Sehr geehrter Herr V.,

haben Sie vielen Dank für Ihre freundliche Anfrage zur Verkehrspolitik, insbesondere bei der Bahn und im Öffentlichen Nahverkehr. Erlauben Sie mit, dass ich darauf sehr gern ein wenig ausführlicher eingehen möchte.
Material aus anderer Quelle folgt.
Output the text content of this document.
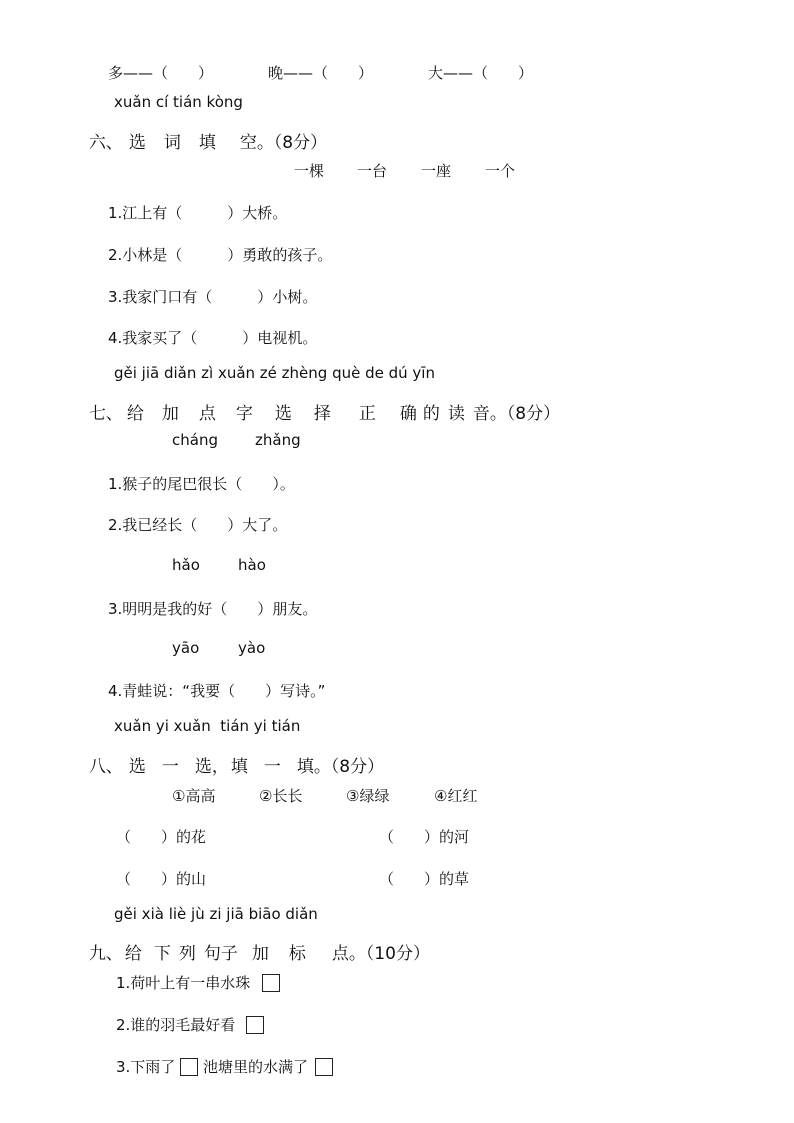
多——（　　）	晚——（　　）	大——（　　）
xuǎn cí tián kòng

六、 选 词 填 空。（8分）

一棵 一台 一座 一个
1.江上有（　　　）大桥。
2.小林是（　　　）勇敢的孩子。
3.我家门口有（　　　）小树。
4.我家买了（　　　）电视机。
gěi jiā diǎn zì xuǎn zé zhèng què de dú yīn

七、 给 加 点 字 选 择 正 确 的 读 音。（8分）

cháng zhǎng
1.猴子的尾巴很长（　　）。
2.我已经长（　　）大了。
hǎo	hào
3.明明是我的好（　　）朋友。
yāo	yào
4.青蛙说：“我要（　　）写诗。”
xuǎn yi xuǎn  tián yi tián

八、 选 一 选， 填 一 填。（8分）

①高高	②长长	③绿绿	④红红
（　　）的花	（　　）的河
（　　）的山	（　　）的草
gěi xià liè jù zi jiā biāo diǎn

九、 给 下 列 句子 加 标 点。（10分）

1.荷叶上有一串水珠
2.谁的羽毛最好看
3.下雨了 池塘里的水满了
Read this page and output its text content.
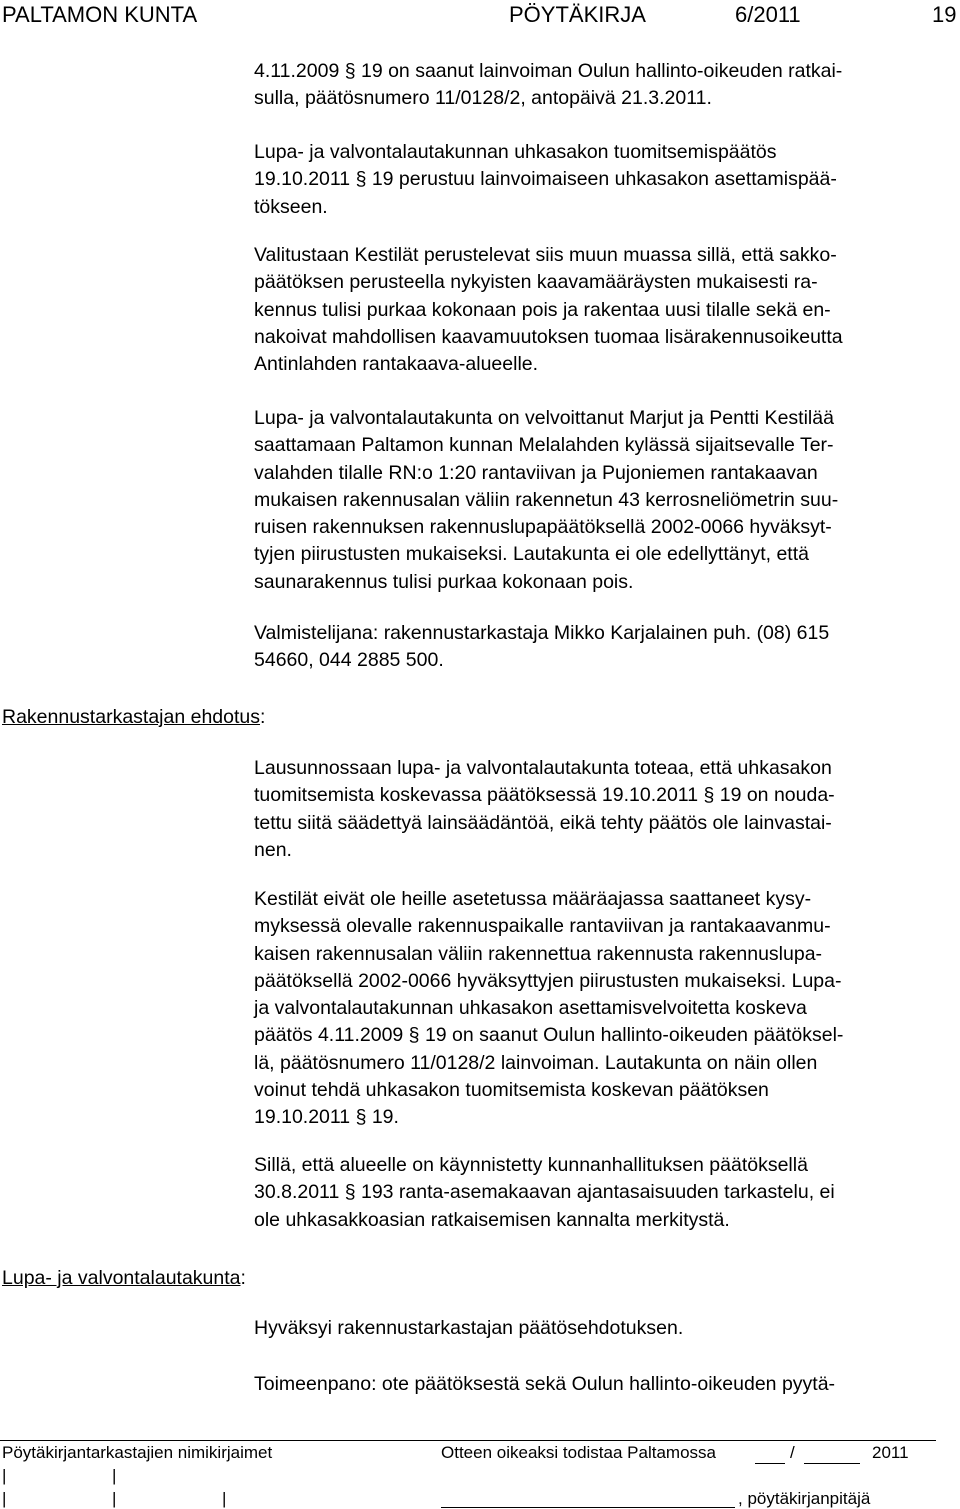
PALTAMON KUNTA	PÖYTÄKIRJA	6/2011	19
Rakennustarkastajan ehdotus:
Lupa- ja valvontalautakunta:
4.11.2009 § 19 on saanut lainvoiman Oulun hallinto-oikeuden ratkai-
sulla, päätösnumero 11/0128/2, antopäivä 21.3.2011.
Lupa- ja valvontalautakunnan uhkasakon tuomitsemispäätös
19.10.2011 § 19 perustuu lainvoimaiseen uhkasakon asettamispää-
tökseen.
Valitustaan Kestilät perustelevat siis muun muassa sillä, että sakko-
päätöksen perusteella nykyisten kaavamääräysten mukaisesti ra-
kennus tulisi purkaa kokonaan pois ja rakentaa uusi tilalle sekä en-
nakoivat mahdollisen kaavamuutoksen tuomaa lisärakennusoikeutta
Antinlahden rantakaava-alueelle.
Lupa- ja valvontalautakunta on velvoittanut Marjut ja Pentti Kestilää
saattamaan Paltamon kunnan Melalahden kylässä sijaitsevalle Ter-
valahden tilalle RN:o 1:20 rantaviivan ja Pujoniemen rantakaavan
mukaisen rakennusalan väliin rakennetun 43 kerrosneliömetrin suu-
ruisen rakennuksen rakennuslupapäätöksellä 2002-0066 hyväksyt-
tyjen piirustusten mukaiseksi. Lautakunta ei ole edellyttänyt, että
saunarakennus tulisi purkaa kokonaan pois.
Valmistelijana: rakennustarkastaja Mikko Karjalainen puh. (08) 615
54660, 044 2885 500.
Lausunnossaan lupa- ja valvontalautakunta toteaa, että uhkasakon
tuomitsemista koskevassa päätöksessä 19.10.2011 § 19 on nouda-
tettu siitä säädettyä lainsäädäntöä, eikä tehty päätös ole lainvastai-
nen.
Kestilät eivät ole heille asetetussa määräajassa saattaneet kysy-
myksessä olevalle rakennuspaikalle rantaviivan ja rantakaavanmu-
kaisen rakennusalan väliin rakennettua rakennusta rakennuslupa-
päätöksellä 2002-0066 hyväksyttyjen piirustusten mukaiseksi. Lupa-
ja valvontalautakunnan uhkasakon asettamisvelvoitetta koskeva
päätös 4.11.2009 § 19 on saanut Oulun hallinto-oikeuden päätöksel-
lä, päätösnumero 11/0128/2 lainvoiman. Lautakunta on näin ollen
voinut tehdä uhkasakon tuomitsemista koskevan päätöksen
19.10.2011 § 19.
Sillä, että alueelle on käynnistetty kunnanhallituksen päätöksellä
30.8.2011 § 193 ranta-asemakaavan ajantasaisuuden tarkastelu, ei
ole uhkasakkoasian ratkaisemisen kannalta merkitystä.
Hyväksyi rakennustarkastajan päätösehdotuksen.
Toimeenpano: ote päätöksestä sekä Oulun hallinto-oikeuden pyytä-
Pöytäkirjantarkastajien nimikirjaimet	Otteen oikeaksi todistaa Paltamossa	/	2011
|	|
|	|	|	, pöytäkirjanpitäjä
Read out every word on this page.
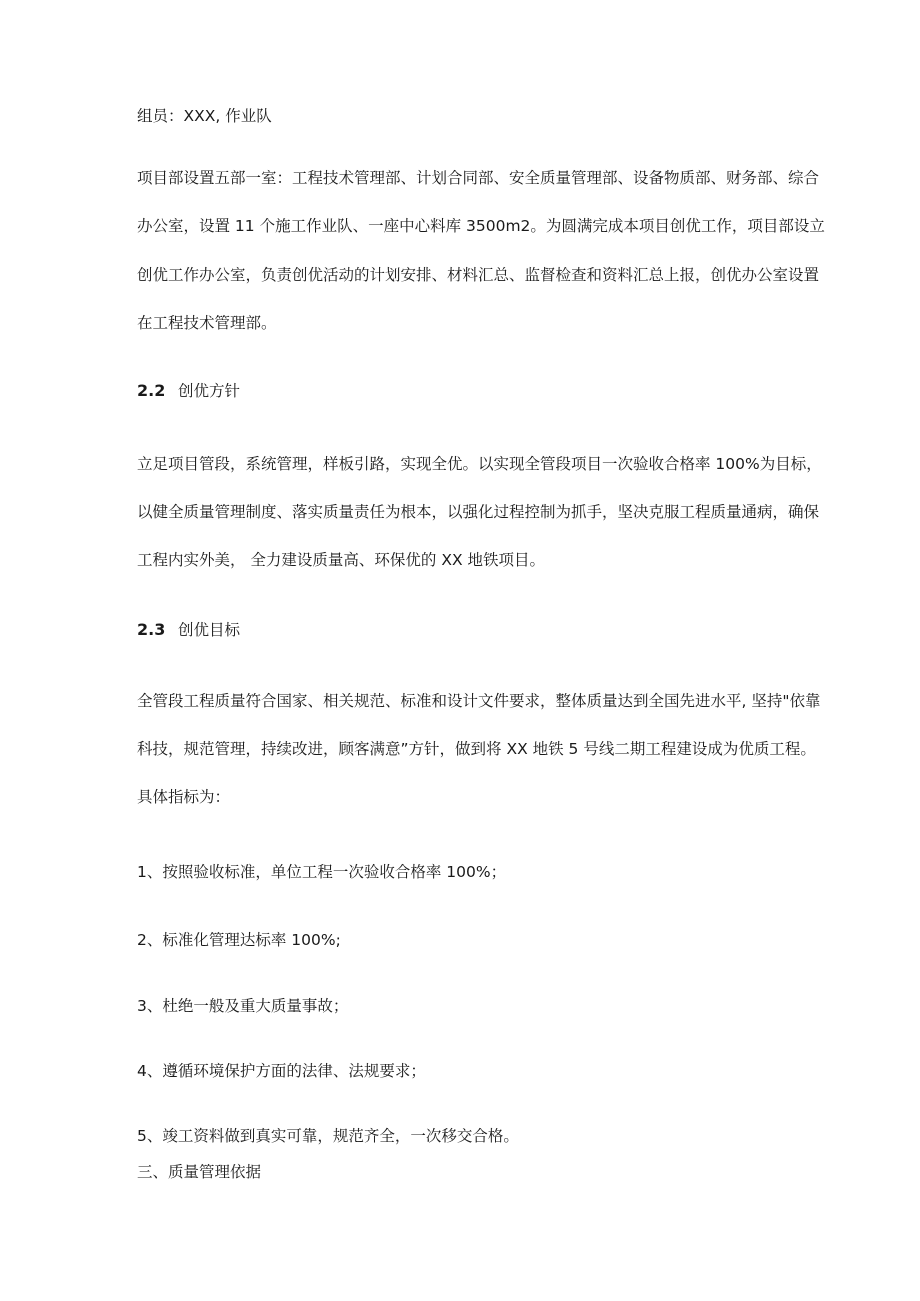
组员：XXX, 作业队
项目部设置五部一室：工程技术管理部、计划合同部、安全质量管理部、设备物质部、财务部、综合
办公室，设置 11 个施工作业队、一座中心料库 3500m2。为圆满完成本项目创优工作，项目部设立
创优工作办公室，负责创优活动的计划安排、材料汇总、监督检查和资料汇总上报，创优办公室设置
在工程技术管理部。
2.2 创优方针
立足项目管段，系统管理，样板引路，实现全优。以实现全管段项目一次验收合格率 100%为目标，
以健全质量管理制度、落实质量责任为根本，以强化过程控制为抓手，坚决克服工程质量通病，确保
工程内实外美， 全力建设质量高、环保优的 XX 地铁项目。
2.3 创优目标
全管段工程质量符合国家、相关规范、标准和设计文件要求，整体质量达到全国先进水平, 坚持"依靠
科技，规范管理，持续改进，顾客满意”方针，做到将 XX 地铁 5 号线二期工程建设成为优质工程。
具体指标为：
1、按照验收标准，单位工程一次验收合格率 100%；
2、标准化管理达标率 100%;
3、杜绝一般及重大质量事故；
4、遵循环境保护方面的法律、法规要求；
5、竣工资料做到真实可靠，规范齐全，一次移交合格。
三、质量管理依据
Zu Ihrer ersten Frage: Als Abgeordneter der Grünen-Bundestagsfraktion gehörte ich den letzten Jahren der Fraktion an, die zahlreiche Anträge für eine bessere Bahnpolitik gestellt hat und im Gegensatz zur Großen Koalition mit Verkehrsminister Alexander Dobrindt einen besonderen Fokus auf den Ausbau von Schienenprojekten gesetzt hat, als es Ende letzten Jahres um die Beschlussfassung des neuen Bundesverkehrswegeplanes, dem zentralen Planungsinstrument des Bundes für den Aus- und Neubau aller Verkehrsträger des Bundes (Fernstraßen, Schienen- und Wasserwege), und des daraus abgeleiteten Bundesschienenwegeausbaugesetz ging.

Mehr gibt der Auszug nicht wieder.